Huge outsourcing deals involving banks are still being done-on October 8th Tata Consultancy Services (TCS), a big Indian firm, announced a $2.5 billion, nine-year deal with America’s Citigroup-but they are getting rarer. TPI, a consultancy which tracks outsourcing deals worth over $25m, says that in the first nine months of 2007 financial-services firms signed 132 such deals, worth a total of $17.9 billion; in the first nine months of 2008 there were only 101, worth a total of $10.8 billion. Some outsourcing folk claim that the financial crisis could ultimately help their business, even though it threatens to harm it in the short term.

For one thing, they say, banking survivors that already use outside contractors will give them more to do as they cut costs. For another, banks that have hitherto shunned outsourcing will have to embrace it to protect their margins. And those with their own offshore activities will be more likely to turn them over to specialists. As part of this week’s deal, Citi is selling its Indian back-office operation to TCS for $505m. “This deal sets the stage for a lot of future revenue,” says Subramanian Ramadorai, TCS’s chief executive.

Other industry bosses are more cautious about forecasting the impact of the banking debacle. “It’s like driving blind at the moment,’ says Girish Paranjpe, co-chief executive of Wipro, another leading Indian outsourcing firm.
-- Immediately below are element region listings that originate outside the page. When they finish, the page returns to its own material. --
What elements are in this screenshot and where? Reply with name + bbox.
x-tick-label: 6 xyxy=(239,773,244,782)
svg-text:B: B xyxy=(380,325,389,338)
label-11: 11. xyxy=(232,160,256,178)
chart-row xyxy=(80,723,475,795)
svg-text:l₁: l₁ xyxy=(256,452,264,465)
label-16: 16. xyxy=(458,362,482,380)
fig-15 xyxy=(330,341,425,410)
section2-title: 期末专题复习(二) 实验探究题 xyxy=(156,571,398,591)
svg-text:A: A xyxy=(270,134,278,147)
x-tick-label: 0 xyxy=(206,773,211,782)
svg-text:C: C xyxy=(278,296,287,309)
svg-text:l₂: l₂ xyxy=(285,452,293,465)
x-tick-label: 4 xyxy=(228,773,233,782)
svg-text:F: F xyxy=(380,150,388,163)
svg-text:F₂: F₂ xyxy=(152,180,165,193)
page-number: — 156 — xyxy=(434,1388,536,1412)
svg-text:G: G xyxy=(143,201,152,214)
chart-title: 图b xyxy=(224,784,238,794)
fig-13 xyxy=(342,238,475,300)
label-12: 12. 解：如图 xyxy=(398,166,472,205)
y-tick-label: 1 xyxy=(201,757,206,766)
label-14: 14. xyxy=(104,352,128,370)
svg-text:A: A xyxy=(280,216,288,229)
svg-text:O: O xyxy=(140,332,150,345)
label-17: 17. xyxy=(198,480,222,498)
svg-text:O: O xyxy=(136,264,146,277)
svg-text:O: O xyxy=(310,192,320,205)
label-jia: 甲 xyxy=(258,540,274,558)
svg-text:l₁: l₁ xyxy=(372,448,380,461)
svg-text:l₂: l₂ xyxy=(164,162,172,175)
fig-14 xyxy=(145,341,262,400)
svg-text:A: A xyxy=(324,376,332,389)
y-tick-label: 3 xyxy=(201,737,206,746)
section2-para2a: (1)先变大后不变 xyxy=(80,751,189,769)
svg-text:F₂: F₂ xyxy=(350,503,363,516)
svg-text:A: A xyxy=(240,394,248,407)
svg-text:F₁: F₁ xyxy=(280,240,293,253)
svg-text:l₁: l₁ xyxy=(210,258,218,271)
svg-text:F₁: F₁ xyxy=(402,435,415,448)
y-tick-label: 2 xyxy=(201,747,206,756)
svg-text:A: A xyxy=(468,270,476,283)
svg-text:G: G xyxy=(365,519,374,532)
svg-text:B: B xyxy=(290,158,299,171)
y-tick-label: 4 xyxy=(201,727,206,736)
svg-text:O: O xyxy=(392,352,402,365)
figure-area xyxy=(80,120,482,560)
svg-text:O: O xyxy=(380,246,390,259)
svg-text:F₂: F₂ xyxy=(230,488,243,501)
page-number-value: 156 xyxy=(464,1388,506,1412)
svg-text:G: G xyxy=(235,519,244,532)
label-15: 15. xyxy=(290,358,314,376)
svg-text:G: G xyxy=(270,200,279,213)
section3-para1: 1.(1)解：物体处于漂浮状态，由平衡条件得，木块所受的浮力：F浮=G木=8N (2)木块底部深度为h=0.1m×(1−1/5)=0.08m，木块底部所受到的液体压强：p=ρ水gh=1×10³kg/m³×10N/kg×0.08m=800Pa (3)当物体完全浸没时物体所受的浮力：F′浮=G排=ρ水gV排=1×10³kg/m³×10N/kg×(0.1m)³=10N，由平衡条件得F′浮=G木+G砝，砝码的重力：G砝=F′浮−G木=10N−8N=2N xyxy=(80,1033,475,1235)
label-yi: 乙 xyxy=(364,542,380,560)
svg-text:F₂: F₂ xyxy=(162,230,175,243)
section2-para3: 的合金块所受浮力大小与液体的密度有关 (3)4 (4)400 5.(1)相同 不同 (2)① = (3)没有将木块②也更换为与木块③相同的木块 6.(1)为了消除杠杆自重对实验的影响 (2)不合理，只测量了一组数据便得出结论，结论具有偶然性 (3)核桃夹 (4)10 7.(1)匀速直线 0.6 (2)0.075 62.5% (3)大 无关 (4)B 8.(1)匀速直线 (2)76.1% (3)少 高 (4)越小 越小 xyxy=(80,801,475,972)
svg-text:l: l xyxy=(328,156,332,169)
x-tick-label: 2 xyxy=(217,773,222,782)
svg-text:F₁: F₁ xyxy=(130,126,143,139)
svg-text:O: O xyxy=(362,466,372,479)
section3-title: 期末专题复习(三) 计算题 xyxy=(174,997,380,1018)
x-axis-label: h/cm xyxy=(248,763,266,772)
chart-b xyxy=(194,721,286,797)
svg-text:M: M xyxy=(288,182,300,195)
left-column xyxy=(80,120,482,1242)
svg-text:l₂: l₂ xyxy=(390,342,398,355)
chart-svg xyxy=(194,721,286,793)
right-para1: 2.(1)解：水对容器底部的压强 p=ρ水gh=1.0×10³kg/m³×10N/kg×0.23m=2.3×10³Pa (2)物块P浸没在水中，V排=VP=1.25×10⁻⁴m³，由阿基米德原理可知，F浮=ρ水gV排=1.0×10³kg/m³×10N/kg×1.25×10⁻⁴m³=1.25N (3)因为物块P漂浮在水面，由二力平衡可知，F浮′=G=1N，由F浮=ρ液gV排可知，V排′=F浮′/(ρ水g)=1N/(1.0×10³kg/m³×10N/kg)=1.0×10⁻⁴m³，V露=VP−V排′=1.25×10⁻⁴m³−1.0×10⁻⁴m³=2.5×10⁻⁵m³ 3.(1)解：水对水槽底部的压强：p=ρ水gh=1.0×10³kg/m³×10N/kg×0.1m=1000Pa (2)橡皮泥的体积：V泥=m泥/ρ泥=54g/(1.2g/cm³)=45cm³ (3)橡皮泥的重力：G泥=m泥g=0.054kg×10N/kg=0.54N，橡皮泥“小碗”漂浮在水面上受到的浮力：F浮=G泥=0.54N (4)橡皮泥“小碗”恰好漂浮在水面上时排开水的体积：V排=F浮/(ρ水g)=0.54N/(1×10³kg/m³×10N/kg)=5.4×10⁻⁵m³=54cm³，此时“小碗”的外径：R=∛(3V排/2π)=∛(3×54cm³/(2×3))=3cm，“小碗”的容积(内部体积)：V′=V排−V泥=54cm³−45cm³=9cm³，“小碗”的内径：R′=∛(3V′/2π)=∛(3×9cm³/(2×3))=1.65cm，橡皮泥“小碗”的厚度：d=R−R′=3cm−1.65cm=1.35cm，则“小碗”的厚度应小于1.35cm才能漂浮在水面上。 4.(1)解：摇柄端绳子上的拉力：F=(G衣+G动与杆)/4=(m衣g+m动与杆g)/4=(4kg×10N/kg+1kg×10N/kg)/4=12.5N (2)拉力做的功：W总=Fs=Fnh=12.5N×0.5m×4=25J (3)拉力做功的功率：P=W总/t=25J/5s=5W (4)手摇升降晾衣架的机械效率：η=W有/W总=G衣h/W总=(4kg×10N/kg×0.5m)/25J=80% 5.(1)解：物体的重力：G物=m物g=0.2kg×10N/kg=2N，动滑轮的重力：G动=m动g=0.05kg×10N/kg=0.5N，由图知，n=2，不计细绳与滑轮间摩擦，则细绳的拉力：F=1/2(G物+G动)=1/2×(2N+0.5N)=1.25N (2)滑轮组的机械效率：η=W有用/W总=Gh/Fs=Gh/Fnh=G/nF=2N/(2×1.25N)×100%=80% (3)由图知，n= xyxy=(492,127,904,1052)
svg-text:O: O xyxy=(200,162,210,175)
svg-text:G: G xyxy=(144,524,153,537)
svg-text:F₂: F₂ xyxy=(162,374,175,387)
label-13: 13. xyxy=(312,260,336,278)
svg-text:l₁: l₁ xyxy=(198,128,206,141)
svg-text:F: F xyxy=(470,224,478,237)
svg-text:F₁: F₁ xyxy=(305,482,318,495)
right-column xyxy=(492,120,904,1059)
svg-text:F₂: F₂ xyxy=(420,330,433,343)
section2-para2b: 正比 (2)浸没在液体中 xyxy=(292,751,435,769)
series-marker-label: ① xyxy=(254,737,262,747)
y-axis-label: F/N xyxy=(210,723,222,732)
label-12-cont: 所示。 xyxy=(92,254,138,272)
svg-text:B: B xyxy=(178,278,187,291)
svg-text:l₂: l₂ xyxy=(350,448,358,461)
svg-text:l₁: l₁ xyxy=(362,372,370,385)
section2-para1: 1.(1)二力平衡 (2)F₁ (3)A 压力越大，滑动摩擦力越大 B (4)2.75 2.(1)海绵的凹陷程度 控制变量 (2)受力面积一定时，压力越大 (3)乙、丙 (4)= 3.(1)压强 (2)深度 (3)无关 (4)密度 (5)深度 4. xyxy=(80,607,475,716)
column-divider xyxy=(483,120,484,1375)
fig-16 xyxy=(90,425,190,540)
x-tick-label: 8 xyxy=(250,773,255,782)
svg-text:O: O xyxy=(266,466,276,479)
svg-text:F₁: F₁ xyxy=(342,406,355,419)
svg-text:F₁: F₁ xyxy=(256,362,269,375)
As they struggle for survival, many banks have put discussions about outsourcing contracts on hold or just cancelled them altogether. Once the dust settles there will be far fewer financial institutions around, so competition for the remaining contracts will be stiffer.American outsourcing giants such as Accenture and IBM will suffer from all this too, but India’s behemoths are particularly exposed.

Unlike their American rivals they do not have other activities, such as consulting, to fall back on. NASSCOM, a body that represents India’s outsourcing firms, reckons that financial-services work accounts for 30-40% of the industry’s activity. To make matters worse, other areas such as back-office operations for airlines and retailers are also slowing. Hence predictions that contract prices charged by Indian firms are likely to drop. CLSA, a brokerage firm, predicts they will fall by 3-5% in the next fiscal year, starting in April 2009.

Faced with tougher times, more outsourcing firms sitting on piles of cash will turn to acquisitions as a way to boost revenues. Infosys and HCL Technologies, two other big Indian companies, are already locked in a battle for control of Axon, a British firm that provides outsourced computer services. On September 26th HCL bid 441m GBP ($813m) for Axon, trumping an earlier offer of 407m GBP from Infosys.

As they chase new revenues, outsourcing companies will also need to clamp down on costs. These have been soaring, especially in India, where a ferocious war for talent has driven up wages and led to very high staff-turnover rates. But now companies are hiring new staff only once deals are in the bag, and turnover rates are falling, says Mr Paranjpe. That is good news, but it signals trouble ahead.